Un altro rabbino, Elhanan Beck, il 16 maggio 2018 a Londra affermò, rivolgendosi ai governi del Regno Unito e degli Stati Uniti d'America: “devono rendersi conto e capire che aiutare Israele non avvantaggia il popolo ebraico. Aiutare i sionisti non è a beneficio del popolo ebraico
”. “Non chiediamo due stati
– ha quindi concluso il rabbino Beck - sosteniamo un unico Stato e il ritorno del popolo palestinese.
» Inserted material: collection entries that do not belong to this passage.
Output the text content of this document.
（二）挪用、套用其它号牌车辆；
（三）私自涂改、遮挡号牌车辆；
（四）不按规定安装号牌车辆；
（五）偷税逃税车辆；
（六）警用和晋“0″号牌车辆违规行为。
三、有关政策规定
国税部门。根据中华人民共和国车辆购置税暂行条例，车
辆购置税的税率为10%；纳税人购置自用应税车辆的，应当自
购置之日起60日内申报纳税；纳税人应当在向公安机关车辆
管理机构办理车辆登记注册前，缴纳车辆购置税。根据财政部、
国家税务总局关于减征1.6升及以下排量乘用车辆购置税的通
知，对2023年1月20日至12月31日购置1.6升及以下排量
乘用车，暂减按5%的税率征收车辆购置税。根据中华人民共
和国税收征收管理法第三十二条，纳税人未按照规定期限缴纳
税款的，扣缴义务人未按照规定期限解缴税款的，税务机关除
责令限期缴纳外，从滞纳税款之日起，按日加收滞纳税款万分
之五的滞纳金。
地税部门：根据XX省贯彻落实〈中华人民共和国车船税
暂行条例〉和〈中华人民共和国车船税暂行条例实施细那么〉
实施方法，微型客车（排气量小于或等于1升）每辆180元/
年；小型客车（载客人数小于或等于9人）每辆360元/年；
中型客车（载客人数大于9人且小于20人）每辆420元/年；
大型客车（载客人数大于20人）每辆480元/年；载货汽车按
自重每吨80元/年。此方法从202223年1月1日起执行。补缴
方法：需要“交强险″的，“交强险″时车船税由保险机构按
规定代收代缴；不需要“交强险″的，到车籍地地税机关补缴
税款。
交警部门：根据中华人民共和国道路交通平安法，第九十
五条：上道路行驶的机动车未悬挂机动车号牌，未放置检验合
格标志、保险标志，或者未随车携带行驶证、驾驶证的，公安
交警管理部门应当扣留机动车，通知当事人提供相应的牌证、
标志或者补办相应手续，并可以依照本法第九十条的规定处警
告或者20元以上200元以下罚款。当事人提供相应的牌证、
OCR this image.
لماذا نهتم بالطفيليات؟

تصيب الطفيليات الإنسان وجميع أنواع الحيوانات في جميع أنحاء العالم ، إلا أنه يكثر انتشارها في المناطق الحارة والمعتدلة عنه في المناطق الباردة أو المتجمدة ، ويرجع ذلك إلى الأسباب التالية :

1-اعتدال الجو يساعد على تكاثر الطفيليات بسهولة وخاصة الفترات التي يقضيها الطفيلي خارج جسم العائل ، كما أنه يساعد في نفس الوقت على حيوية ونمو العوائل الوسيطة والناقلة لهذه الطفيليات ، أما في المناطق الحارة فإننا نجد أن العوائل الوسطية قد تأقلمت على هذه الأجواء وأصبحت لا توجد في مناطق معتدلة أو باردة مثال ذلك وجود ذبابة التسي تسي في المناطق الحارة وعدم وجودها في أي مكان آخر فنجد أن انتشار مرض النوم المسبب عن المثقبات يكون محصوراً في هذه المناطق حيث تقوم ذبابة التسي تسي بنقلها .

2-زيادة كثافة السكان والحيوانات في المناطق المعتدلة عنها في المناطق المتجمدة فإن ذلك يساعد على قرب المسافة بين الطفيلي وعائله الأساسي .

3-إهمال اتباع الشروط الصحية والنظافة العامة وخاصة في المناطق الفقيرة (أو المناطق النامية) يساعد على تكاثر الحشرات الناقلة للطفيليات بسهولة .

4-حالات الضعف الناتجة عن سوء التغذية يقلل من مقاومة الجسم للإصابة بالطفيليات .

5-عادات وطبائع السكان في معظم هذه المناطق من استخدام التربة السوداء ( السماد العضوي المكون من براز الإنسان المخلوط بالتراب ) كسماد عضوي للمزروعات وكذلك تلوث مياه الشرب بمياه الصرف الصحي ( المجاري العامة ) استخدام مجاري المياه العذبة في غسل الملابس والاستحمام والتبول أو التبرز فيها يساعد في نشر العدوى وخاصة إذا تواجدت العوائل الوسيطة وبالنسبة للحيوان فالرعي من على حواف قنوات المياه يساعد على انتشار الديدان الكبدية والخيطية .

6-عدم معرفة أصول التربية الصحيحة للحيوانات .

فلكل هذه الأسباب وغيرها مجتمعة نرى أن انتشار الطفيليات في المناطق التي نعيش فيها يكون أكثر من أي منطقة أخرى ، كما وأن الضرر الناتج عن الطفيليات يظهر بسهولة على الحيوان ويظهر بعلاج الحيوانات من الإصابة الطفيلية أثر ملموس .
Gli ebrei e i musulmani possono vivere insieme in pace
”.
Non c'è nulla di razzista e di antisemita, quindi, nella protesta degli studenti universitari alla quale aderiscono autorevoli accademici e uomini di cultura del mondo intero, compresi intellettuali e ministri di culto dell'ebraismo, ed è proprio la parola di questi ultimi a dissipare ogni incertezza e a indurre rispetto nei confronti dell'ebraismo e, allo stesso tempo, disprezzo nei confronti del sionismo.
Le università di tutto il mondo e gli studenti democratici che partecipano alle proteste sono solo ed esclusivamente contro il sionismo e contro ogni forma di imperialismo, non contro gli ebrei, e a nessuno sarà permesso di considerare le proteste contro Israele come portatrici di odio contro gli ebrei, un fatto quest'ultimo che noi marxisti leninisti condanniamo con assoluta fermezza.